In this context, VNCa imaging has been shown to improve the quantification of carotid artery stenoses caused by hard plaques compared to conventional CTA, using digital subtraction angiography as reference [95]. Moreover, lumen assessment did not show to be impacted by blooming artifacts, probably because the algorithm recognizes and removes the spectral behavior of calcium blooming components [95].

Future outlook

Energy-integrating detectors used in modern DECT platforms are based on an indirect process of x-ray conversion into an electrical signal, which passes by photodiodes and conversion into light photons [96]. On the other hand, new photon-counting detectors directly convert x-ray photons to an electrical signal, increasing dose efficiency and spatial resolution, and improving spectral separation together with its spatial registration. In the near future, photon-counting detector CT platforms may enable not only to visualize BME more in detail, especially in small bones, but also to differentiate among urate crystals, hydroxyapatite, and calcium pyrophosphate deposits [97]. Moreover, preliminary data have shown promising results for subtraction of calcified plaques from vessels, and separation between blood and brain calcifications, overcoming current VNCa limitations of suboptimal material decomposition and resolution restrictions of DECT platforms [98, 99].
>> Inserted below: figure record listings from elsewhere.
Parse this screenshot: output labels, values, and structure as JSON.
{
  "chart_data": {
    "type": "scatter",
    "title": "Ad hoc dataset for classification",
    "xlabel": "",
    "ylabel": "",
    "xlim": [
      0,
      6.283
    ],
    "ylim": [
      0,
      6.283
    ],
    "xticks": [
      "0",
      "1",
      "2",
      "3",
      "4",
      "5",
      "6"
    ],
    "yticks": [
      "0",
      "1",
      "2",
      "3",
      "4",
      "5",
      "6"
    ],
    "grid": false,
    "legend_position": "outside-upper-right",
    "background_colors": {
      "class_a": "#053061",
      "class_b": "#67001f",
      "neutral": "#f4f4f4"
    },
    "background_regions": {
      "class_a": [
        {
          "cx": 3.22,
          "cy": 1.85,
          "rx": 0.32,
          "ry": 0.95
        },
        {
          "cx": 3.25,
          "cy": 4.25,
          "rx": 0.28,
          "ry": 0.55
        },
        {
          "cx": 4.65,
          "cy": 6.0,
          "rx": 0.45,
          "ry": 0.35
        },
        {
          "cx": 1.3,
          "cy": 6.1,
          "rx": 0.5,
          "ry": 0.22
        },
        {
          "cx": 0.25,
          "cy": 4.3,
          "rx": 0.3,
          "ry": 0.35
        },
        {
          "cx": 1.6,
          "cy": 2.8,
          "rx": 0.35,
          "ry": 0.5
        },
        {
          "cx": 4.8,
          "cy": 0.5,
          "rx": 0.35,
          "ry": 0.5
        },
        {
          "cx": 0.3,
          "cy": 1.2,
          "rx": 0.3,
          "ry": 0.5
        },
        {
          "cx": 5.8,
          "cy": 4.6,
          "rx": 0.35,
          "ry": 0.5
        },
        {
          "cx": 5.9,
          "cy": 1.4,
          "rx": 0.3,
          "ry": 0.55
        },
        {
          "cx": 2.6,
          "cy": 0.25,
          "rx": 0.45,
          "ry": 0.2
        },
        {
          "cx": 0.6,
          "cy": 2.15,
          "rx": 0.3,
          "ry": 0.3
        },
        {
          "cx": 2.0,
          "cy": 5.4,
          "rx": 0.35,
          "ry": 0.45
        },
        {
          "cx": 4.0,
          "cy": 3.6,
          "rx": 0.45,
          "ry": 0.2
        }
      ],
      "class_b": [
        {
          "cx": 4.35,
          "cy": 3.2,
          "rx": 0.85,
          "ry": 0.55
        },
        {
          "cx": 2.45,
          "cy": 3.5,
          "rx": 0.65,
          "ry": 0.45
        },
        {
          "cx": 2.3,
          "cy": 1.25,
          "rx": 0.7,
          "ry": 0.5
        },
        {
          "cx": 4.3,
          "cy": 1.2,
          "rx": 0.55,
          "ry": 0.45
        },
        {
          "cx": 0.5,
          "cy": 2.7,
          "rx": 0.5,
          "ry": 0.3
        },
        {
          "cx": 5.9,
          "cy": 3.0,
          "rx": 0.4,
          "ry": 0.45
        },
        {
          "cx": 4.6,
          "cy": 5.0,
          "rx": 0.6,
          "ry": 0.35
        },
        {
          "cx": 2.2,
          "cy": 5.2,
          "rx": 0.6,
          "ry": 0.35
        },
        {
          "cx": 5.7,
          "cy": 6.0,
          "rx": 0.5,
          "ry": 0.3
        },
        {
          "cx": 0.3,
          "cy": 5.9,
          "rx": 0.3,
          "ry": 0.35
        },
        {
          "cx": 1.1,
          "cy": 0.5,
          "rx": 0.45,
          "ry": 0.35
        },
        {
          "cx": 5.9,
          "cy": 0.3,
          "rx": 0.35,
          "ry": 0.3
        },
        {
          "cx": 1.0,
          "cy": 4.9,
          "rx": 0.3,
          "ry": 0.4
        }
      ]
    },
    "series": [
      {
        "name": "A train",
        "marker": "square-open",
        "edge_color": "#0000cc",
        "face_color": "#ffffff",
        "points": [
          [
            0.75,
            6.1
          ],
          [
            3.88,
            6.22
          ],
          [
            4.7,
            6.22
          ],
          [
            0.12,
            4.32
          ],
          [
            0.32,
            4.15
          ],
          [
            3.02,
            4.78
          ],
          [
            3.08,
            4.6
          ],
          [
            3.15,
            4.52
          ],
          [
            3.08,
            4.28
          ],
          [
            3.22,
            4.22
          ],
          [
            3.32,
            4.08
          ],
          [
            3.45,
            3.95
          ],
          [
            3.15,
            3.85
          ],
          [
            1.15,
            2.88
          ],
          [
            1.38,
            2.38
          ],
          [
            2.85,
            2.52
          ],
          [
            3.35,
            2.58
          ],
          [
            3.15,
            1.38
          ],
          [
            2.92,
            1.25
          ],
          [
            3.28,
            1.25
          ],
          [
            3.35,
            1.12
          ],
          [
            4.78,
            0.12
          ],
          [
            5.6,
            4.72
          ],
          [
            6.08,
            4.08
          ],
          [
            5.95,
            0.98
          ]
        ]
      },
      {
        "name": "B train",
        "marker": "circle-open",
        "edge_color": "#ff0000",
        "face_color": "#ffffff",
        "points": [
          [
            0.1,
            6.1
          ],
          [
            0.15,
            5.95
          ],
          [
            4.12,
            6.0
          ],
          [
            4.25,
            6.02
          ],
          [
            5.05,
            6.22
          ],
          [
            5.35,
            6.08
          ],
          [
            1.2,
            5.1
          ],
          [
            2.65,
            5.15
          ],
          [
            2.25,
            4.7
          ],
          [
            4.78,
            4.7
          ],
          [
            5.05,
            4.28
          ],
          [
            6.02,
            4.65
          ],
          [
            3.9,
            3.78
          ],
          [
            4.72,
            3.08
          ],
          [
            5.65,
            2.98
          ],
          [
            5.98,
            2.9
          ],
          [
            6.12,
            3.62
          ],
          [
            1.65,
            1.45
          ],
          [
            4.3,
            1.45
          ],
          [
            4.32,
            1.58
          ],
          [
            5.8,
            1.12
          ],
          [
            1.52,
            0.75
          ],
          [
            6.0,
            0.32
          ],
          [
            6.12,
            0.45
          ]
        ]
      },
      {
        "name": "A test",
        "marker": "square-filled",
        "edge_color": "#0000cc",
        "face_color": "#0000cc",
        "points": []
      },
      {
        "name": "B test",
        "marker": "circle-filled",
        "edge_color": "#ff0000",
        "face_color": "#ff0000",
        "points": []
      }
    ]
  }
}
However, we are still at the doorstep of this new era of CT technology and further investigation needs to be performed prior to introduction of photon-counting detector CT platforms into clinical routine.

Conclusions

In the last ten years, DECT-based VNCa imaging has been shown to provide additional clinically relevant information compared to standard CT in several neuroradiology, vascular, and musculoskeletal applications. The greatest experience in using VNCa reconstructions exists in bone marrow imaging to date, particularly for trauma, but also for inflammatory and oncologic bone marrow pathologies. Several studies have demonstrated its potential also for the differentiation of hyperdense lesions as well as for intervertebral disc assessment. In addition, inflammatory or infiltrative bone marrow disorders that are conventionally assessed by means of MRI or bone scintigraphy can be assessed in more detail with DECT in comparison to standard CT. Subjective as well as objective analysis of VNCa images has shown high diagnostic accuracy and demonstrated its potential to serve as a viable imaging alternative to MRI, bone scintigraphy, or PET/CT in case of contraindications or limited availability. Especially in emergency/trauma settings, patients can substantially benefit from this technique due to time savings, early accurate diagnosis, and prompt therapy initiation. However, despite multiple studies having shown the potential of DECT-based VNCa imaging, this technique still has not gained ground in clinical routine, probably because of its limited availability considering that most of available studies have been performed on second- and third-generation DSCT platforms. This might have limited inter-vendor correlation studies and hampered the integration of VNCa imaging into clinical routine.

It is crucial to be aware of VNCa technical limitations and differences related to acquisition protocols and reconstruction software, which may differ across vendors, and generate different cutoff values for quantitative assessment. Further investigation of VNCa imaging algorithms is needed to gain a more comprehensive understanding of its potential.